I really enjoyed how Bunn decides to reveal Magneto’s character and history throughout the first volume, which collects issues #1 through 6. He swaps out information dumps using carefully placed vignettes throughout the master of magnetism’s life, couching present events and motivations in his traumatic past that are part of well-written issues with great symmetry.
The art is moody and the coloring muted, Gabriel Hernandez’s paneling is really well done and tight before Javi Fernandez takes over and shakes things up a bit, in an entirely good way that matches the story progression, for the final issue in contained in this volume (and a couple more issues afterward). He has a really unique style that compliments Hernandez to boot and the artwork, along with the great screenplay-like writing, left me with this feeling that this newer, grittier look at Magneto really gives off this could-totally-work-as-an-HBO-show vibe.
I’ll also note that when I say it could work as an HBO adaption or spin-off of Agents of S.H.I.E.L.D., I mean that it’d have to be HBO because it can get pretty bloody at times.
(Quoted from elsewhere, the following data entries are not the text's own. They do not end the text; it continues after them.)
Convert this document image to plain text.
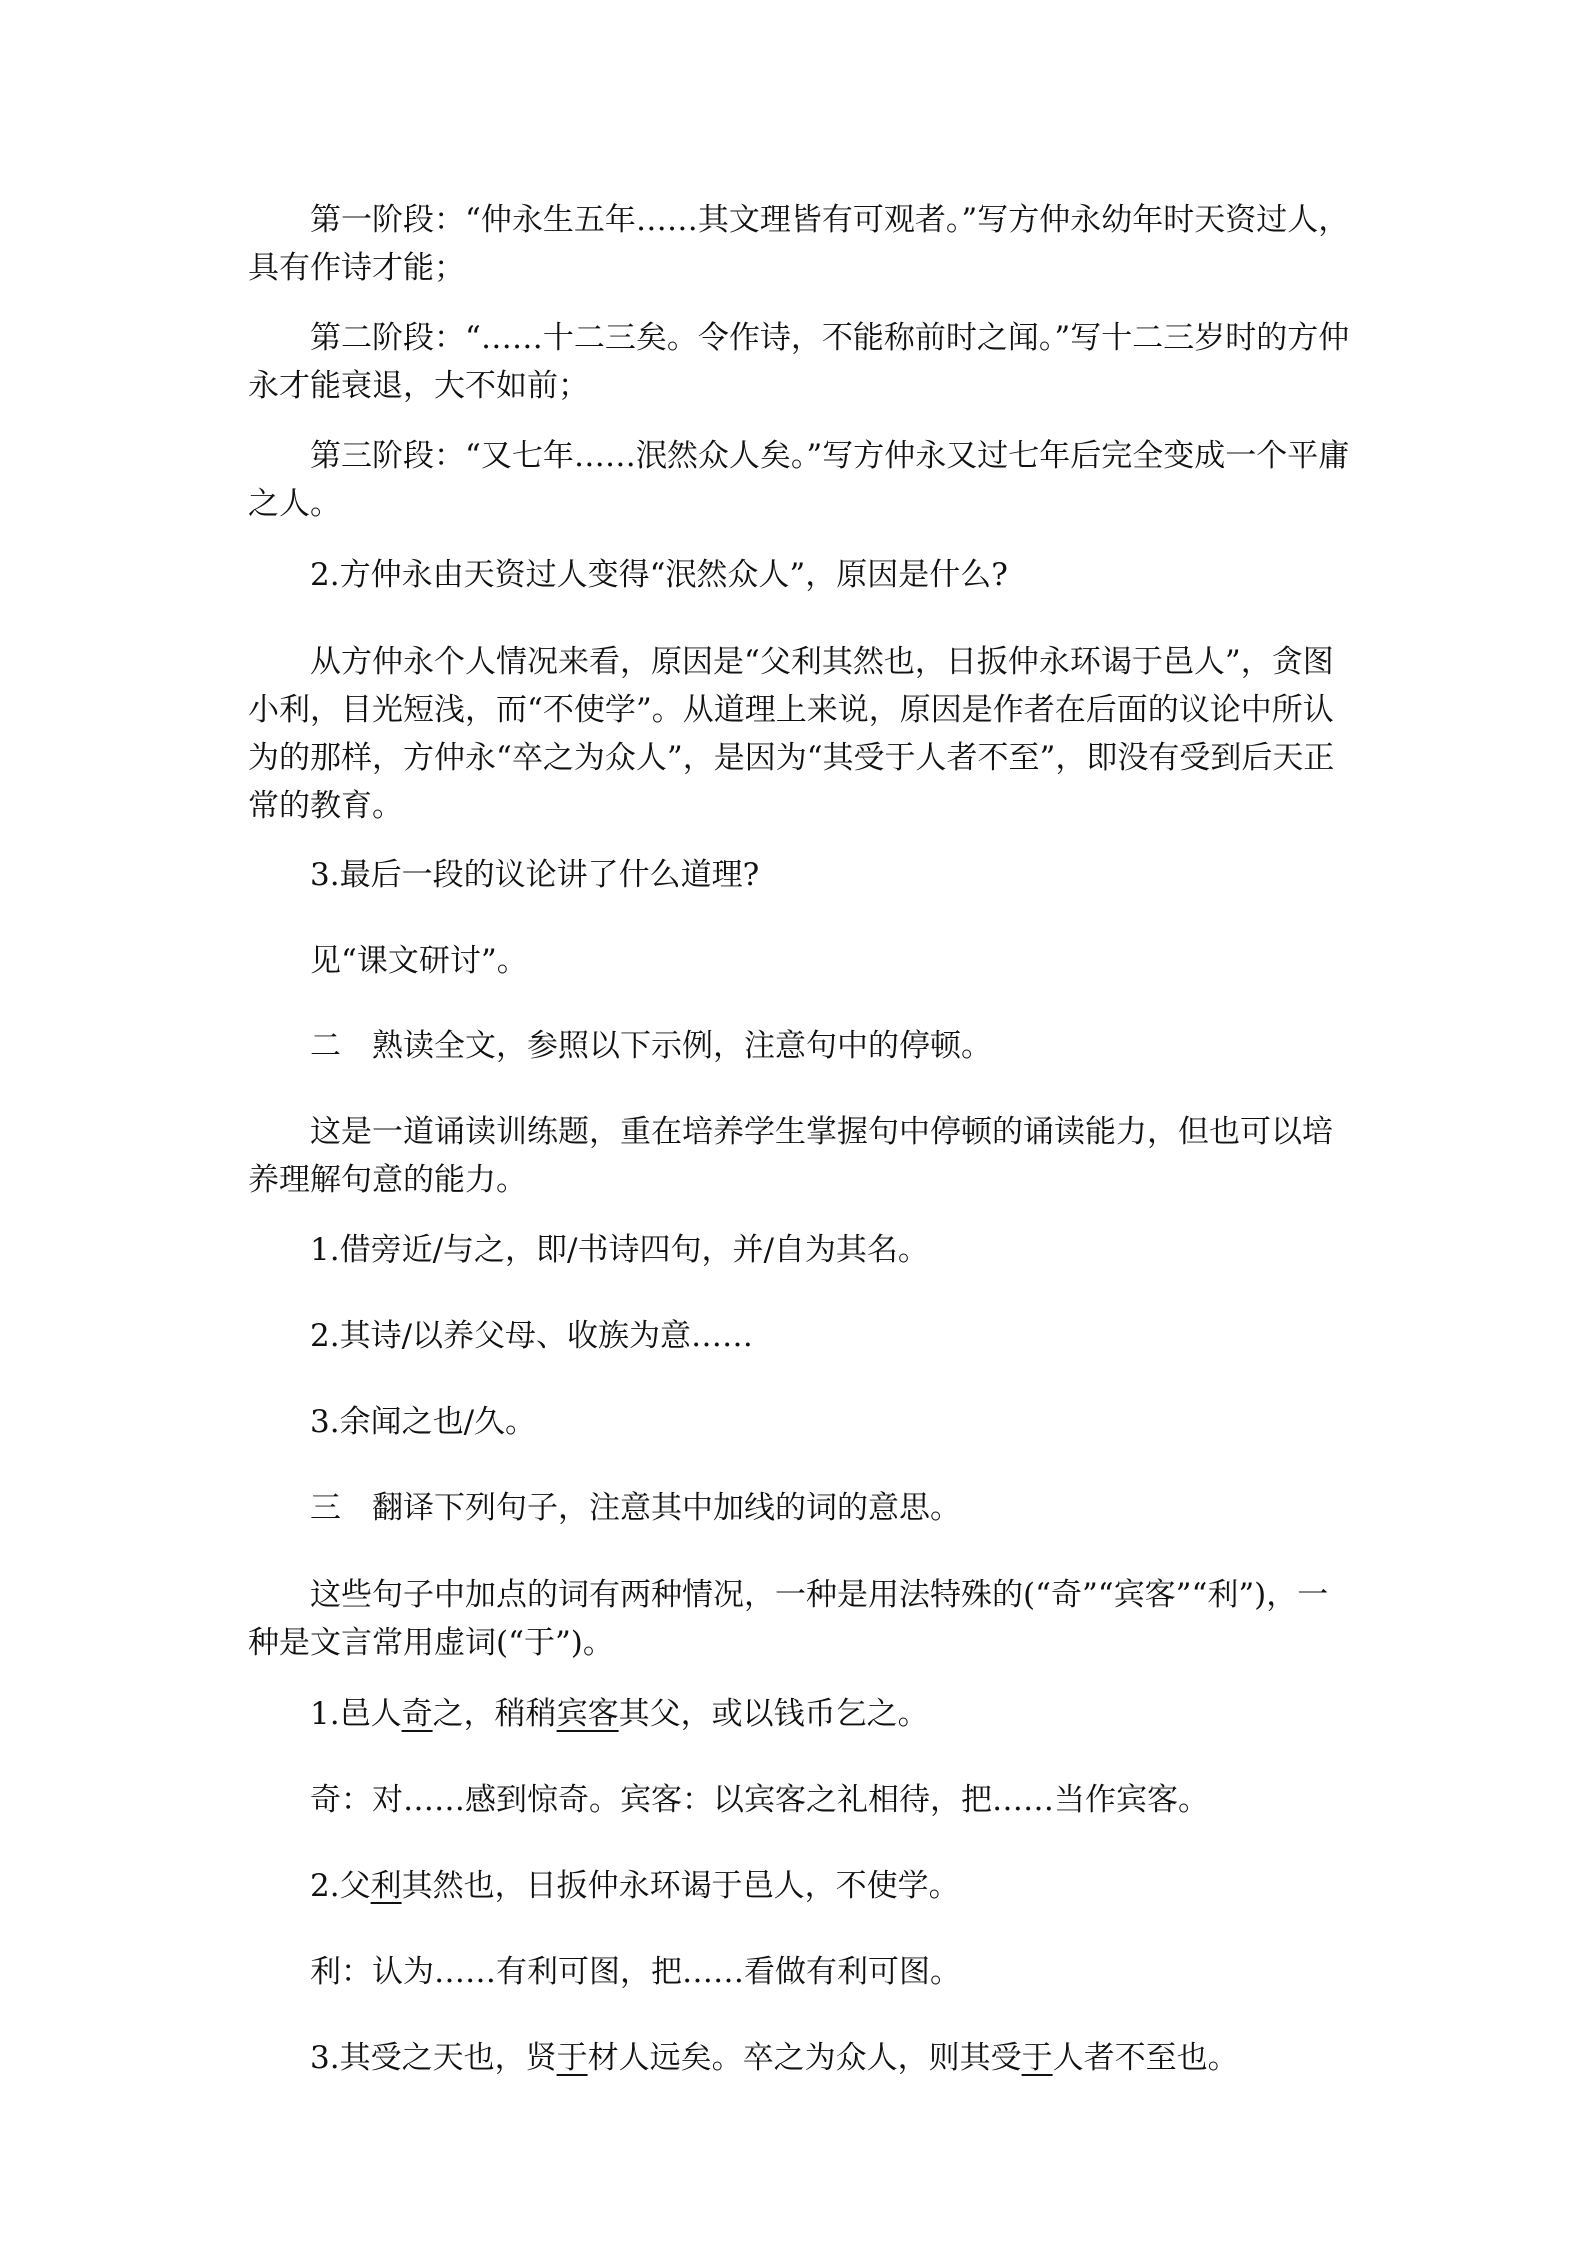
第一阶段：“仲永生五年……其文理皆有可观者。”写方仲永幼年时天资过人，具有作诗才能；

第二阶段：“……十二三矣。令作诗，不能称前时之闻。”写十二三岁时的方仲永才能衰退，大不如前；

第三阶段：“又七年……泯然众人矣。”写方仲永又过七年后完全变成一个平庸之人。

2.方仲永由天资过人变得“泯然众人”，原因是什么?

从方仲永个人情况来看，原因是“父利其然也，日扳仲永环谒于邑人”，贪图小利，目光短浅，而“不使学”。从道理上来说，原因是作者在后面的议论中所认为的那样，方仲永“卒之为众人”，是因为“其受于人者不至”，即没有受到后天正常的教育。

3.最后一段的议论讲了什么道理?

见“课文研讨”。

二　熟读全文，参照以下示例，注意句中的停顿。

这是一道诵读训练题，重在培养学生掌握句中停顿的诵读能力，但也可以培养理解句意的能力。

1.借旁近/与之，即/书诗四句，并/自为其名。

2.其诗/以养父母、收族为意……

3.余闻之也/久。

三　翻译下列句子，注意其中加线的词的意思。

这些句子中加点的词有两种情况，一种是用法特殊的(“奇”“宾客”“利”)，一种是文言常用虚词(“于”)。

1.邑人奇之，稍稍宾客其父，或以钱币乞之。

奇：对……感到惊奇。宾客：以宾客之礼相待，把……当作宾客。

2.父利其然也，日扳仲永环谒于邑人，不使学。

利：认为……有利可图，把……看做有利可图。

3.其受之天也，贤于材人远矣。卒之为众人，则其受于人者不至也。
Magneto’s loss of powers ends up leaving him having to work by more conventional means a lot of the time, but that means there’s more than a couple death-by-screws moments. The grittier take is all really well supported by Hernandez’s atmospheric work though, and it really feels like a unique title in Marvel’s line-up. Bunn leads us down into the dark egresses of the man’s psyche with flashlight in hand, casting light on areas of his choosing and hinting at both the man and the monster before leaving it up to us to decide for ourselves who Magneto is: hero, anti-hero, or just plain villain?
Magneto’s inner voice is done perfectly and though I felt like one piece of the puzzle was a bit ham fisted (and perhaps a line or too a bit clumsy), I’m pretty sure it’s going to resolve in a very satisfying way as things are just getting going at the close of the first volume and 99% of the time, I’m loving every line, every panel. We get to see what Magneto thinks of himself and the mask he says he puts on and destroys when necessary. That, along with some extra conflict in the form of a couple S.H.I.E.L.D. agents trying to track him down, winds up being a great tool for Bunn to play with, especially when he casts them in an unfavorable light as well.
I have been following Magneto with great interest and will definitely continue to do so. The first volume is very satisfying and the six issues mark a really great place to take a beat to wrestle with your understanding of the character. The title plays a larger part in Marvel’s next big event, Avengers and X-Men: AXIS, which pits the Red Skull, using Professor X’s brain, alongside some other villains to take over Genosha and then, the world! It’ll be interesting to see what part the former ruler of Genosha plays in the upcoming story. The way recent issues have been going, the second volume is looking more and more like a no-brainer.